SOGLIANO, MANGIA E DIBROGNI – «Quando ho trattato con Zamparini ho chiesto di poter portare due persone, se loro avessero voluto, e cioè Max Dibrogni e Devis Mangia. Non certo per fare uno sgarbo al Varese, ma perché loro sono cresciuti insieme a me e mi è sembrato giusto coinvolgerli. Non porto via nessuno di peso, anche perché c’è troppa gente con cui mi sono trovato bene e vorrei avere sempre con me; prendete Scapini (il responsabile del settore giovanile ndr) che ha fatto un lavoro ottimo. Sarebbe utile anche a Palermo ma è troppo legato a Varese ed è giusto che rimanga a proseguire quello che sta facendo. E cioè a tenere in piedi una Primavera strepitosa, da cui è giusto ripartire».

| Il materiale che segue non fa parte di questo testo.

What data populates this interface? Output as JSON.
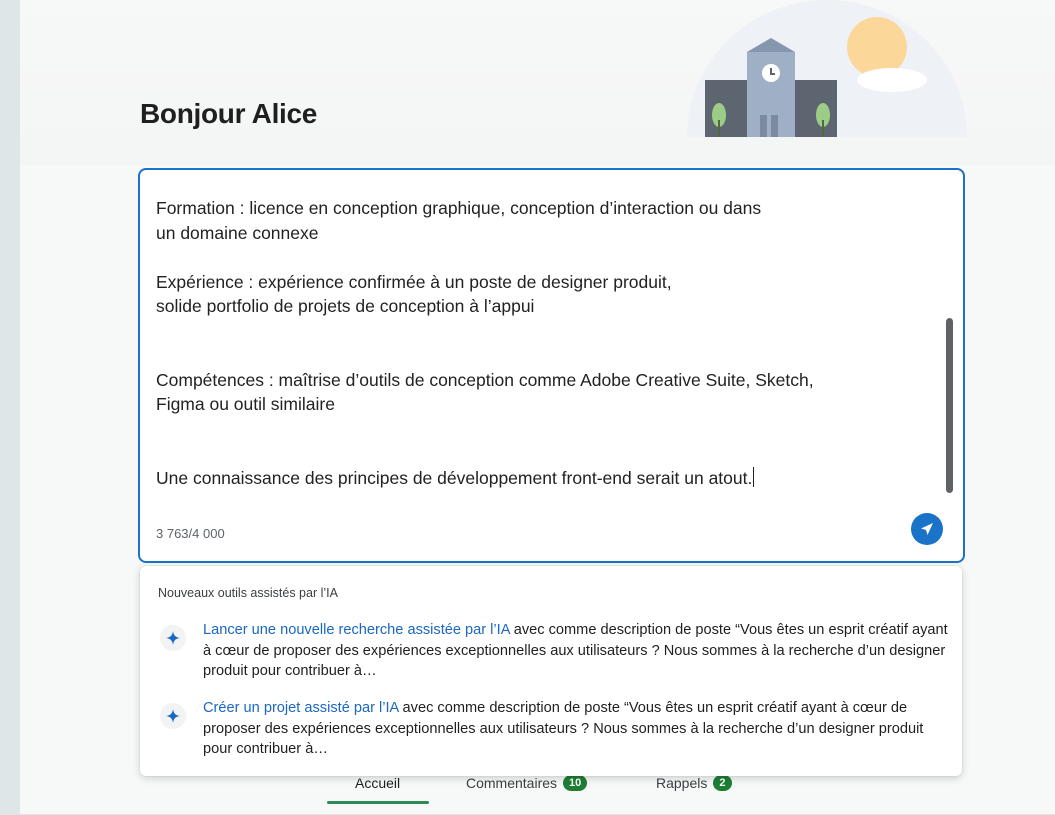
{
  "greeting": "Bonjour Alice",
  "composer": {
    "text": "Formation : licence en conception graphique, conception d’interaction ou dans\nun domaine connexe\n\nExpérience : expérience confirmée à un poste de designer produit,\nsolide portfolio de projets de conception à l’appui\n\n\nCompétences : maîtrise d’outils de conception comme Adobe Creative Suite, Sketch,\nFigma ou outil similaire\n\n\nUne connaissance des principes de développement front-end serait un atout.",
    "counter": "3 763/4 000",
    "send_icon": "send-icon"
  },
  "suggestions": {
    "header": "Nouveaux outils assistés par l’IA",
    "items": [
      {
        "link": "Lancer une nouvelle recherche assistée par l’IA",
        "text": " avec comme description de poste “Vous êtes un esprit créatif ayant à cœur de proposer des expériences exceptionnelles aux utilisateurs ? Nous sommes à la recherche d’un designer produit pour contribuer à…",
        "icon": "sparkle-icon"
      },
      {
        "link": "Créer un projet assisté par l’IA",
        "text": " avec comme description de poste “Vous êtes un esprit créatif ayant à cœur de proposer des expériences exceptionnelles aux utilisateurs ? Nous sommes à la recherche d’un designer produit pour contribuer à…",
        "icon": "sparkle-icon"
      }
    ]
  },
  "tabs": [
    {
      "label": "Accueil",
      "active": true
    },
    {
      "label": "Commentaires",
      "badge": "10"
    },
    {
      "label": "Rappels",
      "badge": "2"
    }
  ],
  "colors": {
    "accent": "#1a73c8",
    "link": "#1a67c4",
    "badge": "#1e7e34",
    "active_tab": "#2e8b57"
  }
}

SOGLIANO, ROSATI E MONTEMURRO – «In questi tre giorni è successo tutto così di fretta che non abbiamo potuto parlare a lungo. Però sono sicuro che loro vogliono fare bene e sostenere il Varese; non ho dato loro consigli anche perché lavorano al mio fianco da tre anni e sanno bene come mi muoverei io se fossi nei loro panni. Ora è giusto che non si facciano prendere dall’ansia e scelgano un nuovo direttore sportivo che sia prima di tutto una persona seria (si parla di Aladino Valoti, dell’Albinoleffe ndr). Se poi è una persona che conosco e che stimo, meglio ancora, ma di certo non è questo il criterio della scelta».
SOGLIANO E… SOGLIANO – «Mio papà? Sta bene, grazie, e ora è in Sudamerica» scherza Luca. «Battute a parte, mi ha detto come sempre che la decisione spettava a me. Sa che sono comunque un po’ disorientato ma anche che sto facendo quello che ritengo la cosa migliore e che andrò avanti a lavorare come so fare».
SOGLIANO E PALERMO – «Come detto, sento che la mia sia la scelta giusta. Zamparini ha voluto aspettare i miei tempi prima di farmi firmare il contratto. Adesso mi butterò in questa nuova avventura come ho sempre fatto, lavorando con i miei metodi, quelli che ho già illustrato al mio nuovo presidente. A Palermo ci sarà anche Pisano ma questa trattativa è stata indipendente dalla mia presenza; piuttosto ora starà a me (scherza ndr)… prestarlo al Gela o a qualche altra squadra della zona».